Tuesday, March 2, 2010
"Another thing that we did that I think helped a bunch was to make decisions and stick with them...Bought a dress-done. Picked the caterer-done...I had to stop worrying about the choices we were making and just let things be done."
Love this advice because really, with the wedding powers that be shoving pictures and advertisements down your throat you could constantly change your mind. This leads me into my second attempt at wedding dress shopping. I say attempt for a reason.
I heard about Just For You consignment store in Verona, and I really wanted to check it out for the obvious budget and environmentally friendly reasons. Once I went on my first shopping trip, I figured it would be nice to get a dress picked and in the closet. The more I have checked off my list when we set a date, the better, right? I called to get their hours and the woman asks me when I'm getting married. We haven't set a specific date, but we're thinking tentatively fall 2011. I tell her this and the following happens:
Her: I'm going to tell you something that's going to sound kind of weird, but hear me out, okay?
H: (adamently) You're looking for a dress too early. You need to stop.
H: I know how it is, you just got engaged, you're excited, and the first thing you want to do is get a dress. What I'm trying to save you from is buying something now, growing to hate it, and having to buy another one later.

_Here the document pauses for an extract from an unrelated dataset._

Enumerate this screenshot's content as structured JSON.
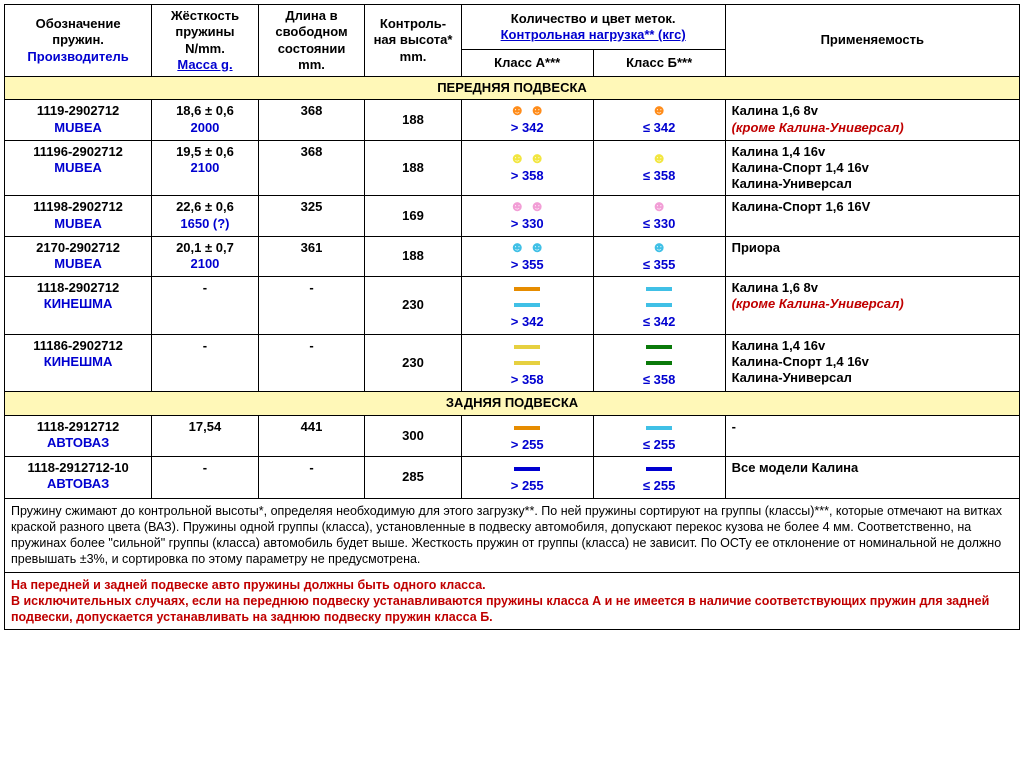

M: ...Well....that certainly gives me something to think about. Thank you.
I've seen it happen on tv where the bride wants a dress for the ceremony and a different one for the rehearsal. That's your perrogative if you want a costume change, but I do not understand growing to hate a dress you liked enough to buy and then ditching it for a whole new one! At least think about alterations or something to make it more like what you want. Come on now, people!

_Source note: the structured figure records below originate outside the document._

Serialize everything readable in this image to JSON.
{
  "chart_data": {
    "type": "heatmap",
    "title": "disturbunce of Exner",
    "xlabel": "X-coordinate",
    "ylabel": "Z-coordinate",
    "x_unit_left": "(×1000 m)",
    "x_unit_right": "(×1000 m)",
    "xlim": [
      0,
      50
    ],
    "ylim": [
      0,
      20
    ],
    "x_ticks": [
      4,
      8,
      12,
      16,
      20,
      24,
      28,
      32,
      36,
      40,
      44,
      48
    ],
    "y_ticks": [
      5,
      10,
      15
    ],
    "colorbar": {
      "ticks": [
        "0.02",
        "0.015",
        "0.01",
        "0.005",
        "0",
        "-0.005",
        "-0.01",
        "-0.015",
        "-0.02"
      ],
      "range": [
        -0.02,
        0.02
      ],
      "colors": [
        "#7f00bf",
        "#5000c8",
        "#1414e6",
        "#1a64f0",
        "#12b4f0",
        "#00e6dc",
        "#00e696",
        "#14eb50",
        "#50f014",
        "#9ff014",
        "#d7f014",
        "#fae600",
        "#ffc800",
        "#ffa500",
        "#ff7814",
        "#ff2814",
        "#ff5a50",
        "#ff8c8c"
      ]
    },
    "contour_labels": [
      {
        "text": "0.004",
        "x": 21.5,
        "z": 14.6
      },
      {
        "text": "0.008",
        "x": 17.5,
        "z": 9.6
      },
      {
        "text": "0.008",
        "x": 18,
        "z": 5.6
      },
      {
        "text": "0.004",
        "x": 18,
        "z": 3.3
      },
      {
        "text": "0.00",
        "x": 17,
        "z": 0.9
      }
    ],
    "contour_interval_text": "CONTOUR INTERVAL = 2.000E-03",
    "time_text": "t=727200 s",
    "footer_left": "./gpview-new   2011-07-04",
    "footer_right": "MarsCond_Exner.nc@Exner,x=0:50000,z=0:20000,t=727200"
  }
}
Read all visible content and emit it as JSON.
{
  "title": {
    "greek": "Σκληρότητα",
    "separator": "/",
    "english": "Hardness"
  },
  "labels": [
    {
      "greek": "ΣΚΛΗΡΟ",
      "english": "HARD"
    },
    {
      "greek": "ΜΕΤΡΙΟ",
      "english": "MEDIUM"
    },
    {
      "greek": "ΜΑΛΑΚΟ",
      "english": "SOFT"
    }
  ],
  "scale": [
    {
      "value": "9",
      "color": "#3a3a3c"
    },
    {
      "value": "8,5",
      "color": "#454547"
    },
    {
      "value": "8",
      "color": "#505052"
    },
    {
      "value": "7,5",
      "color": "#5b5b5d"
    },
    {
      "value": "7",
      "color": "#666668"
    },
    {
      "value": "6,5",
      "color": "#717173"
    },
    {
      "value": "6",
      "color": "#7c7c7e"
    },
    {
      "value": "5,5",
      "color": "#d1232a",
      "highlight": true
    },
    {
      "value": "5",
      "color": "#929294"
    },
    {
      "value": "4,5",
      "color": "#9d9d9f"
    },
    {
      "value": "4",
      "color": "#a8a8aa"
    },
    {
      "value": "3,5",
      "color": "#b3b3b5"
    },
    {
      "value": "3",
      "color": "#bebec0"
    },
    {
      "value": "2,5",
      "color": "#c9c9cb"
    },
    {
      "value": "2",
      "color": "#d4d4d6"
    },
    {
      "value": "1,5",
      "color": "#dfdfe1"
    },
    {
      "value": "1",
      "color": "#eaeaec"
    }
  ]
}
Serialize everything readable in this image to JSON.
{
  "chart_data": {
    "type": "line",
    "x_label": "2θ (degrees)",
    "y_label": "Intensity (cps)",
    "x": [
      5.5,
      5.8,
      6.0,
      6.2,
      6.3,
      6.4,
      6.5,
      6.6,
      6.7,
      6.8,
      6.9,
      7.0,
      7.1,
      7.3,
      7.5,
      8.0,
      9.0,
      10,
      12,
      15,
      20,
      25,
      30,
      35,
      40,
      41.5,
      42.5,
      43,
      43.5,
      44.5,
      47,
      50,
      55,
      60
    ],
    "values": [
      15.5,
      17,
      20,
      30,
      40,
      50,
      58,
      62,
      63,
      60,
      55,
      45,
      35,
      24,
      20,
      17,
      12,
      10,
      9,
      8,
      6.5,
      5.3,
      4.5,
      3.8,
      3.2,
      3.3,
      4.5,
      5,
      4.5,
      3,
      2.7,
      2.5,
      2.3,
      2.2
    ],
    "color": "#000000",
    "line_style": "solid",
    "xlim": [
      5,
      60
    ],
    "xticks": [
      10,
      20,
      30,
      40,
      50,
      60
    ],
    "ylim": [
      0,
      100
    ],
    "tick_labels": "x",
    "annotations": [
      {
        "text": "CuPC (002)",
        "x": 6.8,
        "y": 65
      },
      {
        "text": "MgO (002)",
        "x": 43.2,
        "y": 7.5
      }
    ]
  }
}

Obviously she wouldn't have given me this advice if she hadn't seen this happen before, but the assumption and the delivery were all wrong. She actually said the words "you need to stop" and I'm pretty sure she doesn't know me or my plans. Also, I don't like being told what to do, especially be strangers with an air of "oh, you'll see" if I don't follow their well-meaning but totally out of place advice. I imagine it's akin to people without children telling an expectant mother how to parent. The tone of this-is-what-brides-do-and-you're-a-bride-so-you-will-obsess-over-your-dress completely turned me off in all of three minutes. Sometimes I feel like I should cut her more slack, but if this is how she views a bride simply asking for her store's hours I can't help but feel it would color the whole experience. I may end up going there in the interest of investigating another local resource and saving money, but i'll check eBay first.